J’ai suivi avec beaucoup d’attention naturellement tous ces événements ; j’ai participé de très près à la vie gouvernementale. J’avais été accueillir le Premier ministre, M. Pompidou, quand il était rentré d’Afghanistan. Nous n’étions pas très nombreux : il y avait M. Joxe qui assurait l’intérim du Premier ministre, il y avait Olivier Guichard et moi. Cela ne veut pas dire que les autres ministres ne se sentaient pas concernés mais ils étaient peut-être plus occupés dans leurs ministères que je pouvais l’être alors que j’avais un ministère où les responsabilités n’étaient pas du tout du domaine de l’actualité.
J’étais persuadé que la situation serait reprise en main. Je dois dire que j’ai beaucoup admiré à cette occasion – ça n’a fait que confirmer les sentiments que j’avais déjà à son égard – le rôle de M. Pompidou. Je ne sais pas pourquoi depuis certains ont essayé de voir une opposition entre M. Pompidou et le Général. Il peut se faire que sur certaines décisions, le Général ait eu une perception différente de celle de son Premier ministre. C’est une question de tempérament et d’hommes. Mais tout de même, la finalité et le but étaient les mêmes et uniques chez l’un comme chez l’autre, c’était le rétablissement de l’autorité et de la légalité républicaine, c’est sûr.
La partie définitive, c’est l’intervention du Général. Il avait d’abord dénoncé la « chienlit », on s’en rappelle, à la télévision. Son départ à Baden puis à Colombey avait créé un effet de surprise sur lequel beaucoup s’interrogeaient. Et puis son retour et son intervention et, tout de suite, nous étions tous aux Champs-Elysées. J’y étais avec mes fils. Ce sont des moments inoubliables que nous avons vécu là. Cette marée humaine qui répondait à l’appel du général de Gaulle et qui finalement a tout basculé sur son passage. C’était le peuple qui était là. Je pense que c’est l’essentiel de l’enseignement du général de Gaulle. Le Général n’était pas homme à penser qu’on avait le pouvoir parce qu’on l’avait reçu d’une élection et qu’on l’exerçait jusqu’au bout de son mandat quoi qu’il se passe. Non. On ne pouvait l’exercer légitimement qu’avec la confiance populaire. Elle lui fut exprimée, et avec quelle vigueur, en cette circonstance. Ce sont des heures qui, à bien des égards, ont été pénibles mais fort instructives et, en définitive, qui ont montré que le peuple français avait beaucoup de bon sens.
Vous pensez que l’appel de De Gaulle a été aussi important que le rôle de Pompidou ?
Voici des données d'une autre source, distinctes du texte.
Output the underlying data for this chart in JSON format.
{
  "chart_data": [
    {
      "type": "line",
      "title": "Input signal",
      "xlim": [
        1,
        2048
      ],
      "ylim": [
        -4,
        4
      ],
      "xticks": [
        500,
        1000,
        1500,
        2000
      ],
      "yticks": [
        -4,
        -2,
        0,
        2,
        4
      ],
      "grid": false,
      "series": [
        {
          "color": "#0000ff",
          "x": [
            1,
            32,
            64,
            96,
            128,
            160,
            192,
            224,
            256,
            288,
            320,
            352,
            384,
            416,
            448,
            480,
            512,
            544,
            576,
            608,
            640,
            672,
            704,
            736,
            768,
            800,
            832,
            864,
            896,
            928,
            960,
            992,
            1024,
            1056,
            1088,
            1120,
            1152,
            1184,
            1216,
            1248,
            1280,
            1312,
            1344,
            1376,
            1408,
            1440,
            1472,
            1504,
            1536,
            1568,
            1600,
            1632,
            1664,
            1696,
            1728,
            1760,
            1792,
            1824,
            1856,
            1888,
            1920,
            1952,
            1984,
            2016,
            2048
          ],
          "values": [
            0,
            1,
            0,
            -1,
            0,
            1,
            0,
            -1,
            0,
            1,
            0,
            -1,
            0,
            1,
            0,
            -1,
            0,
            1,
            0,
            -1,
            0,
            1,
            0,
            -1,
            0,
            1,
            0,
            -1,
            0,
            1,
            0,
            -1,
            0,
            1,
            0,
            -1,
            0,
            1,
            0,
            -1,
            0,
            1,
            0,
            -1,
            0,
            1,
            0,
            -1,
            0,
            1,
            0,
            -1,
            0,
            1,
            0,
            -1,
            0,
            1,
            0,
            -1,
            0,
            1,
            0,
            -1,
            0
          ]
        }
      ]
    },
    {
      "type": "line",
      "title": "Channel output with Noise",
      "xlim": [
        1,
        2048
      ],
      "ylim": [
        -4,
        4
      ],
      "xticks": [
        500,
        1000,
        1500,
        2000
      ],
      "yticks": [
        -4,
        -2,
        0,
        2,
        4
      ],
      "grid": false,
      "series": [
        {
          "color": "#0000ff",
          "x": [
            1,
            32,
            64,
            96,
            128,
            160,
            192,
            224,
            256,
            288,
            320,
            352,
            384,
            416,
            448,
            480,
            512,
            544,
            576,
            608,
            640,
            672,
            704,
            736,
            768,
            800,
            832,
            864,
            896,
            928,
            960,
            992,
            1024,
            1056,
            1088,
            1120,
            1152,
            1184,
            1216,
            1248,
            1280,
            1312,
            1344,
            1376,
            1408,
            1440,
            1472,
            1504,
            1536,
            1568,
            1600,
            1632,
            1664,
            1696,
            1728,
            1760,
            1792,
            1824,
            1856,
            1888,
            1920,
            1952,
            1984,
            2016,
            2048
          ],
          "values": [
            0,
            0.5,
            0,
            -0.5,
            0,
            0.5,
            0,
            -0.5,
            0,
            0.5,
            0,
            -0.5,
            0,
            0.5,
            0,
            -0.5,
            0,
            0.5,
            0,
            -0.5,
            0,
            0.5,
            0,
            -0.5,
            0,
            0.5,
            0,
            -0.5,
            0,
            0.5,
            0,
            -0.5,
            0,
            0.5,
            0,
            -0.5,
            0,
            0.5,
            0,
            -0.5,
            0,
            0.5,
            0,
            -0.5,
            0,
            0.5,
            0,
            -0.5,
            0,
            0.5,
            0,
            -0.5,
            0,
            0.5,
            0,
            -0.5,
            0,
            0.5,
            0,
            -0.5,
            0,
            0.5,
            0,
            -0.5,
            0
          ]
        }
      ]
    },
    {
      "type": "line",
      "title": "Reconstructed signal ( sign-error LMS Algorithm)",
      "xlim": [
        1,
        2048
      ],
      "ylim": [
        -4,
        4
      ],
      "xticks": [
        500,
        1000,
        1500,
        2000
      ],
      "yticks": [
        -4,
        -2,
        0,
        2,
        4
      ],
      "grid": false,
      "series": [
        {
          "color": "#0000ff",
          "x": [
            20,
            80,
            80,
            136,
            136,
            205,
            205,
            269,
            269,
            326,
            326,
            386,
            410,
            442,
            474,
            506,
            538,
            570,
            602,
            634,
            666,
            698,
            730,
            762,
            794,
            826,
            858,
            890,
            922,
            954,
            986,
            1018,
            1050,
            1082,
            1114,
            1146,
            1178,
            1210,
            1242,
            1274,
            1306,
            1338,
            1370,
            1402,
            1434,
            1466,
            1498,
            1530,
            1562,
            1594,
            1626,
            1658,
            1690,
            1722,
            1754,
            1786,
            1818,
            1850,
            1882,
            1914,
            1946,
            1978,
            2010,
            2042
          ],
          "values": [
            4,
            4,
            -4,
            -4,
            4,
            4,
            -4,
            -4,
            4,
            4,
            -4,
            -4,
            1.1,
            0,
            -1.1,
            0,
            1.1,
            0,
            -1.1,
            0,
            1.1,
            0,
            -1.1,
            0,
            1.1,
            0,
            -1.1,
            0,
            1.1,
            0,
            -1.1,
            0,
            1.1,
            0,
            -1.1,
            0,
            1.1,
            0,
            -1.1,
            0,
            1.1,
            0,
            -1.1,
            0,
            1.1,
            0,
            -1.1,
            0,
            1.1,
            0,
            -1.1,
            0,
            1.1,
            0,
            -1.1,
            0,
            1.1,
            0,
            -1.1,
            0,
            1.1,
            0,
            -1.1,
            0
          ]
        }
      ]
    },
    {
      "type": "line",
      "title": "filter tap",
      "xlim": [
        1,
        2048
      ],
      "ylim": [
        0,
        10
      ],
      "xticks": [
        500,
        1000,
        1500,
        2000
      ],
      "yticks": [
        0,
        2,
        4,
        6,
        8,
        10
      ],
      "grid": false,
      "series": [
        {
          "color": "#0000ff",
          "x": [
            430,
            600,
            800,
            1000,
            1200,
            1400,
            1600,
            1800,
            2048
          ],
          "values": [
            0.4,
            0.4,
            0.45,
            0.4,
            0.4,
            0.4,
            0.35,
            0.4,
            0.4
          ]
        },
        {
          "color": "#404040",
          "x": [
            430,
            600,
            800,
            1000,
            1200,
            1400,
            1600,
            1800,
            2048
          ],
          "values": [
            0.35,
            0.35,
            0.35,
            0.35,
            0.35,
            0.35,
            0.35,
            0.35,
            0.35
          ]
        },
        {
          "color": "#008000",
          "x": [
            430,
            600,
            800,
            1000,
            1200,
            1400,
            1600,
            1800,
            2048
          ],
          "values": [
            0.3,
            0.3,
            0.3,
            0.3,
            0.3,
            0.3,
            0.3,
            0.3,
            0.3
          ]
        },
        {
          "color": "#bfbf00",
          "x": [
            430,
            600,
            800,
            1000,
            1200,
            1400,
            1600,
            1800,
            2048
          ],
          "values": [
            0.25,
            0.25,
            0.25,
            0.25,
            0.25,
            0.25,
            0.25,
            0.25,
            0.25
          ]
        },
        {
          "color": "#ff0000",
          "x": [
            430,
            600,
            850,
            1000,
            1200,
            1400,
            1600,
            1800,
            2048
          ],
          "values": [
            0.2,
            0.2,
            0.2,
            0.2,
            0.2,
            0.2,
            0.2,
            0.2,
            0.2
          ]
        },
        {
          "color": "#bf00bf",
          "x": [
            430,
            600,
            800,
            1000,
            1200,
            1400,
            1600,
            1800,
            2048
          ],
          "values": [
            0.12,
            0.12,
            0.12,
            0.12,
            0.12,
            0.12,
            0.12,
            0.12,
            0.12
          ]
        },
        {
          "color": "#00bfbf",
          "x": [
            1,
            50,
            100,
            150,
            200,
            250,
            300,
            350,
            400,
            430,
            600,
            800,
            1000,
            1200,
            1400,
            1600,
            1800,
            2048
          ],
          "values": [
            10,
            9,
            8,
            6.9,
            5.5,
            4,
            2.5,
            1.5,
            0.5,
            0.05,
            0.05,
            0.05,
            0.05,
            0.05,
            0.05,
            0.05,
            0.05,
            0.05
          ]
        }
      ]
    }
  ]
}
C’est différent. Je crois que l’élément qui a déclenché le ressaisissement c’est l’appel du général de Gaulle mais il n’aurait pas été possible sans l’action préalable de M. Pompidou qui avait quand même renoué les liens, repris le dialogue, qui avait faire rouvrir la Sorbonne. C’était deux rôles tout à fait complémentaires mais l’intervention du général de Gaulle, nécessairement, a été l’événement qui a déclenché le processus, la mobilisation du peuple.
Avez-vous eu l’occasion de parler avec le général de Gaulle, avec M. Pompidou pendant cette période ?
Quand j’étais à Orly, M. Joxe expliquait à M. Pompidou ce qui s’était passé et M. Pompidou nous a interrogés. Mais je ne me rappelle pas de conversations particulières.
Il ne faut pas opposer le général de Gaulle et M. Pompidou ; c’est trop facile. En réalité, l’exécutif est entre les mains du Premier ministre, le chef du gouvernement. L’exécutif procède du Président de la République et non pas du Parlement. Chacun a très bien joué dans son propre registre.